Self Deception

Do you really want what you want?

Posted on July 2023


After my graduation in 2020, I told myself that I am going to have a successful career in data science. I also told myself that I am going to save up money to buy myself a house, a car, and pretty much anything I want in the future, or as people say it “financially stable”. Then something came up and that forced me to reevaluate my meaning in this life.

As time progressed, I realized that what I wanted is actually not what I really wanted. Turns out I just lied to myself. I do not find satisfaction in achieving those goals or walking the path that is supposed to be the path in achieving those. One of the reasons for my dissatisfaction was I confused myself between “will to meaning”, “will to power”, and “will to pleasure”.
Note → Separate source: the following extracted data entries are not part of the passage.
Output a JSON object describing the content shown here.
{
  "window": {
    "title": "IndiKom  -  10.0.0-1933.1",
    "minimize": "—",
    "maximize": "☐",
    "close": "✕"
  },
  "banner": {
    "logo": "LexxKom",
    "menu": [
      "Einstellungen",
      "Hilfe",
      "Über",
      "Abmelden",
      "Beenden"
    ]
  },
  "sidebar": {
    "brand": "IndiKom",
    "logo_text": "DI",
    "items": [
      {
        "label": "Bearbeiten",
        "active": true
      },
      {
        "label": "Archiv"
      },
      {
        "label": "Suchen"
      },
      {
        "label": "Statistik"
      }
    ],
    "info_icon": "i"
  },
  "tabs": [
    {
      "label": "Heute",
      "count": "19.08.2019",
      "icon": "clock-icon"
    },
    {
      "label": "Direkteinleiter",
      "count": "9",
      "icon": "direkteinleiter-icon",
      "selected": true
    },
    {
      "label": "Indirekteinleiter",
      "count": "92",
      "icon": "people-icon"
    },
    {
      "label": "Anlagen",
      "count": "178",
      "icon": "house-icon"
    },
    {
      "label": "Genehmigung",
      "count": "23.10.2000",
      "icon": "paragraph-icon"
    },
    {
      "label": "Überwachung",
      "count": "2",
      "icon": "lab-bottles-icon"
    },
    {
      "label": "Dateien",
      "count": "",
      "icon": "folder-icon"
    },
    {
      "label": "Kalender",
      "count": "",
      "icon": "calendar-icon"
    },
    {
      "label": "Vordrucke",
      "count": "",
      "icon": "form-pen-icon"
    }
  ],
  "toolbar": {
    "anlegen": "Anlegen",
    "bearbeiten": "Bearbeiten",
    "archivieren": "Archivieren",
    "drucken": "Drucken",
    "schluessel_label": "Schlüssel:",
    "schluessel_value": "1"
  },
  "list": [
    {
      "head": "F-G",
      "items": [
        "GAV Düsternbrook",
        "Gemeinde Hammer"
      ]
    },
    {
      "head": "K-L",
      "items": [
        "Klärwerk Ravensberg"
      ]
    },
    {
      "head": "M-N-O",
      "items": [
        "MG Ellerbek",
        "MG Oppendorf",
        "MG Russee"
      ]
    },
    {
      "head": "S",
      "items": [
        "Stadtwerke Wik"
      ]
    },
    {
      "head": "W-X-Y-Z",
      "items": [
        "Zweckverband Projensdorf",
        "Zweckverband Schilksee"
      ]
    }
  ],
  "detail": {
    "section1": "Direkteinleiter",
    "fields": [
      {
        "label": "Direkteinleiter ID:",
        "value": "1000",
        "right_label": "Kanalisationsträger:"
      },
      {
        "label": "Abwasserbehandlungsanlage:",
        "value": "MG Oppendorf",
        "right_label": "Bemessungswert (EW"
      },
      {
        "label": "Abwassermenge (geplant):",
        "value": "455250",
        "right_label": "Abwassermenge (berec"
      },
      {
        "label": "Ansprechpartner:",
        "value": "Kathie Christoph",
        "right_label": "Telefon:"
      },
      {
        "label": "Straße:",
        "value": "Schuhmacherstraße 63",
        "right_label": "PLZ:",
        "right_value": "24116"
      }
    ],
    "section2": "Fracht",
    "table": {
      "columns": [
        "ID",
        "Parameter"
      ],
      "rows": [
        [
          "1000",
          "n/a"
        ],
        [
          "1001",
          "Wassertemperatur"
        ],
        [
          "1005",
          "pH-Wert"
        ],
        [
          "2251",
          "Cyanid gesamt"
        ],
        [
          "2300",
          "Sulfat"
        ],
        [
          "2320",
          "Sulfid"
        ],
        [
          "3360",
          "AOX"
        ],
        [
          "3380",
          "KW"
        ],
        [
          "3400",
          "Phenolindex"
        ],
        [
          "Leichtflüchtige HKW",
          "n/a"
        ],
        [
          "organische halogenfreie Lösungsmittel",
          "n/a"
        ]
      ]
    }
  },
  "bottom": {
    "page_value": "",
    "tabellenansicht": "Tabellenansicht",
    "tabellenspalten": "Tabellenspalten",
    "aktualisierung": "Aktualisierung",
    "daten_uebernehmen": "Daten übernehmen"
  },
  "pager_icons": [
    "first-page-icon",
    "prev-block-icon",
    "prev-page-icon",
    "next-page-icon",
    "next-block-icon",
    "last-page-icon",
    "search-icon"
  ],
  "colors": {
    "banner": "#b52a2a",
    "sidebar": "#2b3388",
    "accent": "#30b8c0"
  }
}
If I compare all of my goals from before, many of them are actually a part of “will to power” and “will to pleasure”. As Frankl explains in Will to Meaning, if one wants to have satisfaction in life, one should not focus on “will to power” or “will to pleasure”, instead one should focus on one’s meaning, a “will to meaning”. This is because Frankl argues that “will to meaning” is actually the tension in our life. Will to power is not an end, it is a means to an end. Nor does Will to pleasure, it is just the by-product of will to meaning. I talked a little bit about “will to meaning” here.

The reason for this confusion is because I have lied to myself. I lied that by having a successful career in data science, owning a big house and a fancy car, or being financially stable to the point that I can buy anything is my ultimate goal. In my opinion, lying to oneself is worse than lying to others. This is because one cannot differentiate between one’s true self and the lie. Thus, one fails to discover one’s meaning. This is the connection between self deception and will to meaning. Self deception can guide us to the wrong will to meaning. Dostoevsky in The Brothers Karamazov mentioned

“Above all, don’t lie to yourself. The man who lies to himself and listens to his own lie comes to a point that he cannot distinguish the truth within him, or around him, and so loses all respect for himself and for others. And having no respect he ceases to love”.

This is what I believe Dostoevsky is trying to convey. Instead of the general belief that self deception is about pertaining to our belief in spite of evidence.

I suspect the reason why one lies to themselves is because one fails to differentiate between what one is and what one’s society thinks one is. I agree that our nature as humans is transcendent. That is our tension is created because of our interaction with our environment. But in my opinion there is a difference between the tension that is created by our own but influenced by the environment and the tension that is directly created by the environment. Thus we, humans, are prone to conformism and totalitarianism. Conformism is the act of following what others humans did or does. Totalitarianism is the act of doing what other people told us to do. Furthermore, I suspect this tendency of conformism and totalitarianism developed because these allow us, humans, to survive.

At last, the ultimate question I would ask is then how does one know if one is lying to themselves? How do one know how to differentiate the truth and the lie? My answer would be by asking oneselves the question “Hypothetically if I have lived my life and I am on the last day of my life, would I be okay if I never experience/do/feel the suspected lies or truth?”

I have asked myself this and I found out that I don’t really need to have a successful career in data science nor owning a big house or a fancy car. What I really care about is if I do not spend enough time with whom I love. I care that I never get to do my hobby for the rest of my life. Of course the answer to this question will be different from time to time. But at least one knows the true self of one at any moment when one experience existential vacuum.